Using Machine Learning To Identify Birdsongs
Artificial intelligence is learning how to identify birdcalls, enabling scientists to discover the location and number of New Zealand endemic birds. Knowing where the birds are and how many will assist biologists to better understand and conserve threatened species.
Victor Anton, PhD candidate at Victoria University of Wellington, New Zealand
Victor is interested in the use of novel technologies and citizen science to better understand the ecology of cities.
The Conservation Challenge
Researchers from Victoria University of Wellington, Victor Anton, Stephen Hartley, and Heiko Wittmer have recorded tens-of-thousands of birdcalls of currently threatened species such as Hihi (Stitchbird), Tīeke (Saddleback), and Kākāriki (Red-crowned parakeet). The audio was recorded using acoustic sensors at 50 locations in and around Zealandia – New Zealand’s first fenced eco-sanctuary and world-class conservation project. Identifying the location and number of different birdcalls in the audio enables biologists to identify factors influencing the threatened birds outside the eco-sanctuary. However, the prospect of sitting down to analyse so much audio threatened to overwhelm the researchers.
The three New Zealand bird species targeted in the study: Kākāriki, Hihi, and Tīeke
With the help of Paul Matthews (artificial intelligence expert at NEC New Zealand), researchers are developing birdsong recognition technology to do the job faster and more accurately.

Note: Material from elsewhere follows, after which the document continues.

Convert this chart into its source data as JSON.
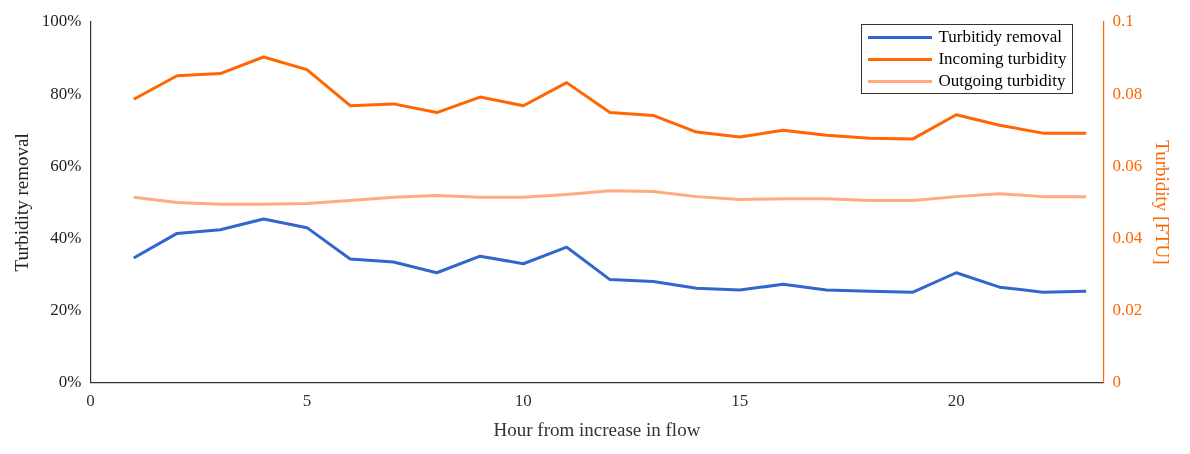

Description of Technology Used
Using the deep neural network algorithms, the team is working on a system that learns to recognise different birdcalls, effectively measuring the activity of each bird species at specific times and locations.
The AI system uses audio that had been recorded and stored, chopping it into minute-long segments, and then converting the file into a spectrogram. A recurrent neural network ties together the chunks and produces a continual prediction of which of the three targeted birds is present across the minute-long segment.
The system was developed using Tensorflow, an open-source library for numerical computation for machine learning.
The audio was collected from forested areas, parks, and people’s backyards. So, the artificial intelligence algorithms have to deal with different sources of audio, not only birdcalls. At times the algorithms classify construction and traffic noises as birdsongs. Even doorbells have been misclassified as birdcalls.
Another challenge the researchers face is the variation of calls among birds of the same species. Birds have various calls and they use them for different purposes. For example, they will sing different calls when marking their territory than when they are looking for a partner. Training the system to identify specific call types is challenging because sometimes two or more birds are calling at the same time or the bird doesn’t sing the entire call.
Opportunities/Call To Action
The accuracy of the AI system improves as more audio is processed and more birdcalls are labelled. Researchers are looking at different options to provide the AI system with enough samples of birdcalls. For example, they are working on a citizen science project, where anyone would be able to help them identifying the birdcalls recorded in the audio.
The researchers are also working with other scientists and institutions, sharing the lessons they learnt and advancing towards faster and more accurate AI algorithms.
The researchers believe acoustic monitoring will be particularly useful to protect threatened species. Not only birds but other vocal animals, such as chimpanzees or whales, can be monitored using acoustic recorders. The combination of acoustic recorders and AI to identify the location and visiting frequency of threatened species could maximise current conservation efforts.
The research has been funded by Wellington City Council and Victoria University of Wellington.